The number written on the ith vertex is val[i]. The task is to count
the number of pairs(x,y) such that the following conditions are satisfied:

0 ≤ x < y ≤ N-1
The GCD of the numbers written on the vertices on the simple path in the given graph from x to y should be divisible by K.

For Example:
Input:
N = 4, K = 2
Edges[] = {{0, 1}, {0, 2}, {2, 3}}
Val[] = {2, 6, 4, 3}
Output:
3
Explanation:
0 - 1
|
2 - 3
There are three pairs - (0,1), (1,2) and
(0,2) which satisify both the conditions.

my solution:
import math

class Solution:
def countPair(self, N, Edges, Val, K):
count = 0

    for i in range(len(Val)):
        for j in range(len(Val) - 1, i, -1):
            if math.gcd(Val[i], Val[j]) % K == 0:
                count += 1
    return count

if name == ‘main’:
t = int(input())
for _ in range(t):
n,k = map(int, input().strip().split())
val = [int(x) for x in input().strip().split()]
edges = []
for i in range(n-1):
x,y = map(int, input().strip().split())
edges.append([x,y])
ob = Solution()
ans = ob.countPair(n,edges,val,k)
print(ans)

roushan_17 · June 19, 2021, 6:35am

Please submit the problem link and a link to your code.
Or Format the code here so that its readable

avdesh02 · June 25, 2021, 6:53am

Hey Roushan_17 - Here is the link - My code runs fine while testing 1 Test case but fails while submit code · GitHub

roushan_17 · July 1, 2021, 6:47am

you can tag nodes as good or bad using rule (whether they are divisible by k or not)

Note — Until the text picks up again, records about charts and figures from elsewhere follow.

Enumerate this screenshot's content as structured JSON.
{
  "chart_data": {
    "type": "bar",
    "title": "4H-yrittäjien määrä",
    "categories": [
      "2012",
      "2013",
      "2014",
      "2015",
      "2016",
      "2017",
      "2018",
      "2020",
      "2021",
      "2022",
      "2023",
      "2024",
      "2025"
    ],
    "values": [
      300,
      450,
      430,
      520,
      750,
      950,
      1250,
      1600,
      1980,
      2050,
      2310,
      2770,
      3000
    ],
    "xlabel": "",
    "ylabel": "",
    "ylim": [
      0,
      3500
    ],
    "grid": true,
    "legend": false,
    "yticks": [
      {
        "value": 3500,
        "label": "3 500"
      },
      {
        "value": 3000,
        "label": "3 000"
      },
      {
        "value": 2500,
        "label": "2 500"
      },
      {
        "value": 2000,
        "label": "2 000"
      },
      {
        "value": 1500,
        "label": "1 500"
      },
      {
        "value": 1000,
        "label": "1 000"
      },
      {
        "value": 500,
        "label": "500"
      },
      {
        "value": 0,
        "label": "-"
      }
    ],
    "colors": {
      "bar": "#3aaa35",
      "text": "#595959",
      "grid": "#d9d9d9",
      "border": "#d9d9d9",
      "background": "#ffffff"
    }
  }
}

then you can do union find and find the number of nodes in a good component(component in which all nodes are good). answer is sum of C(n, 2) for all good components.

This may also be solved using just dfs and some precomputation but haven’t tried that .

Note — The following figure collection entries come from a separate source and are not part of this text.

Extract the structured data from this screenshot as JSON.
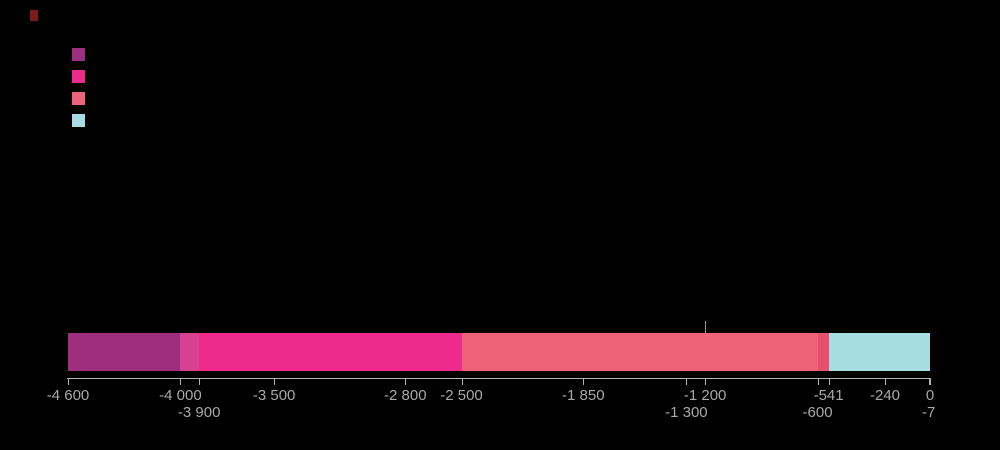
{
  "background_color": "#000000",
  "title_mark": {
    "color": "#7e1c1c"
  },
  "legend": {
    "position": "top-left",
    "items": [
      {
        "color": "#9e2f7f"
      },
      {
        "color": "#ee2b8d"
      },
      {
        "color": "#ef6379"
      },
      {
        "color": "#a6dce2"
      }
    ]
  },
  "chart_data": {
    "type": "bar",
    "subtype": "horizontal-stacked-timeline",
    "title": "",
    "xlabel": "",
    "ylabel": "",
    "xlim": [
      -4600,
      0
    ],
    "grid": false,
    "axis_color": "#b3b3b3",
    "label_color": "#a8a8a8",
    "segments": [
      {
        "start": -4600,
        "end": -4000,
        "color": "#9e2f7f"
      },
      {
        "start": -4000,
        "end": -3900,
        "color": "#d84090"
      },
      {
        "start": -3900,
        "end": -2500,
        "color": "#ee2b8d"
      },
      {
        "start": -2500,
        "end": -600,
        "color": "#ef6379"
      },
      {
        "start": -600,
        "end": -541,
        "color": "#e64f6d"
      },
      {
        "start": -541,
        "end": 0,
        "color": "#a6dce2"
      }
    ],
    "ticks": [
      {
        "value": -4600,
        "label": "-4 600",
        "row": 1
      },
      {
        "value": -4000,
        "label": "-4 000",
        "row": 1
      },
      {
        "value": -3900,
        "label": "-3 900",
        "row": 2
      },
      {
        "value": -3500,
        "label": "-3 500",
        "row": 1
      },
      {
        "value": -2800,
        "label": "-2 800",
        "row": 1
      },
      {
        "value": -2500,
        "label": "-2 500",
        "row": 1
      },
      {
        "value": -1850,
        "label": "-1 850",
        "row": 1
      },
      {
        "value": -1300,
        "label": "-1 300",
        "row": 2
      },
      {
        "value": -1200,
        "label": "-1 200",
        "row": 1
      },
      {
        "value": -600,
        "label": "-600",
        "row": 2
      },
      {
        "value": -541,
        "label": "-541",
        "row": 1
      },
      {
        "value": -240,
        "label": "-240",
        "row": 1
      },
      {
        "value": -7,
        "label": "-7",
        "row": 2
      },
      {
        "value": 0,
        "label": "0",
        "row": 1
      }
    ],
    "marker": {
      "value": -1200,
      "color": "#9a9a9a"
    }
  }
}
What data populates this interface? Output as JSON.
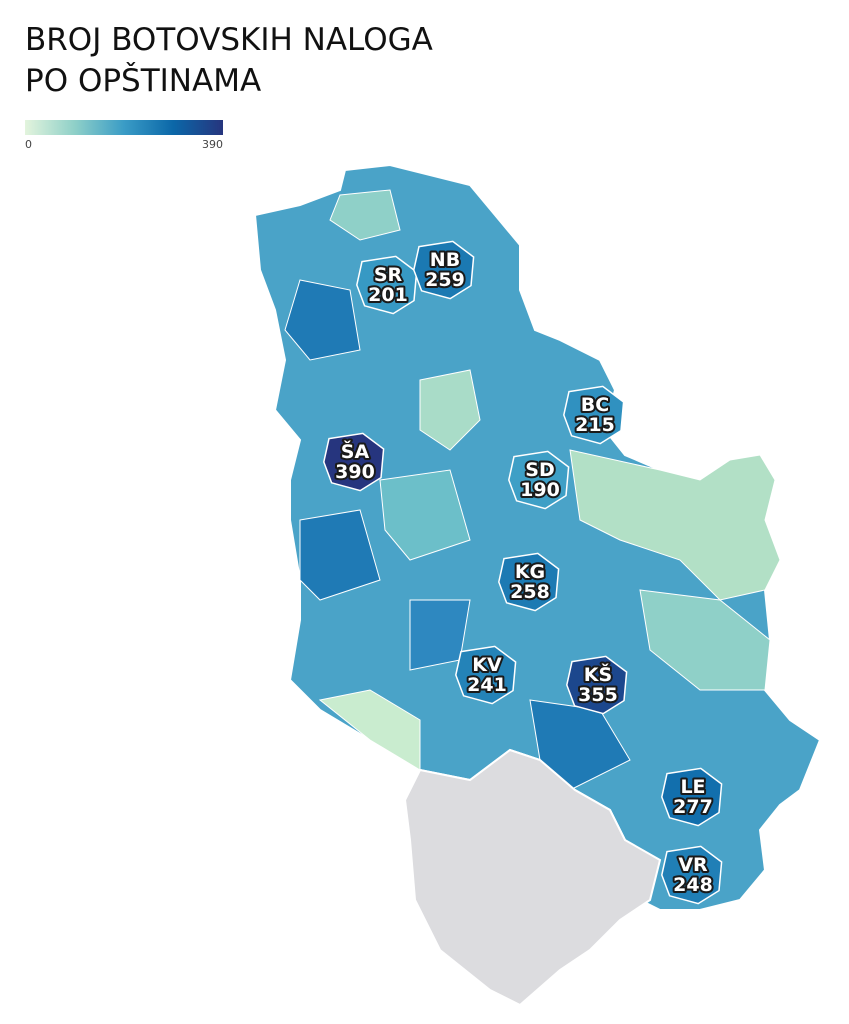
{
  "title": [
    "BROJ BOTOVSKIH NALOGA",
    "PO OPŠTINAMA"
  ],
  "legend": {
    "min": 0,
    "max": 390,
    "colors": [
      "#e3f4dd",
      "#8fd0c8",
      "#3a9cc6",
      "#0b67a8",
      "#26357e"
    ]
  },
  "municipalities": [
    {
      "code": "SR",
      "value": 201
    },
    {
      "code": "NB",
      "value": 259
    },
    {
      "code": "BC",
      "value": 215
    },
    {
      "code": "ŠA",
      "value": 390
    },
    {
      "code": "SD",
      "value": 190
    },
    {
      "code": "KG",
      "value": 258
    },
    {
      "code": "KV",
      "value": 241
    },
    {
      "code": "KŠ",
      "value": 355
    },
    {
      "code": "LE",
      "value": 277
    },
    {
      "code": "VR",
      "value": 248
    }
  ]
}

sudo_s · July 1, 2021, 7:08am

This problem is from the GFG contest, right?
My approach: For each connected component, such that every node is divisible by k in that component, do ans+=(len(comp)*(len(comp)-1)/2;

#define ll long long
class DisjointSet{
    unordered_map<ll,ll> parent,sz;
    public:
        void makeSet(vector<ll> &Nodes){
            for(ll i:Nodes){
                parent[i] = i;
                sz[i] = 1;
            }
        }    
        ll findParent(ll node){
            if(parent[node] ==  node)
                return node;
            return parent[node] = findParent(parent[node]);
        }
        void unionSet(ll a,ll b){
            a = findParent(a);
            b = findParent(b);
            if(a!=b){
                if(sz[a]<sz[b])
                    swap(a,b);
                parent[b]  = a;
                sz[a]+=sz[b];
            }
        }
};

long long countPairs(int N, vector<vector<int>> Edges, vector<int> val,int k)
    {
        // code here
        vector<ll> Nodes(N);
        for(ll i=0;i<N;i++)    Nodes[i] = i;
        DisjointSet djs;
        djs.makeSet(Nodes);
        for(int i=0;i<N-1;i++){
            int i1 = Edges[i][0],i2 = Edges[i][1];
            // cout<<i1<<" "<<i2;
            if((val[i1])%k == 0 && (val[i2])%k == 0){
                djs.unionSet(i1,i2);
            }
        }
        map<ll,ll> mp;
        ll ans = 0;
        for(int i=0;i<N;i++){
            //<<djs.findParent(i)<<" ";
            mp[djs.findParent(i)]++;
        }
        for(auto i:mp){
            ans+=((i.second)*(i.second-1))/2;
        }
        
        return ans;
    }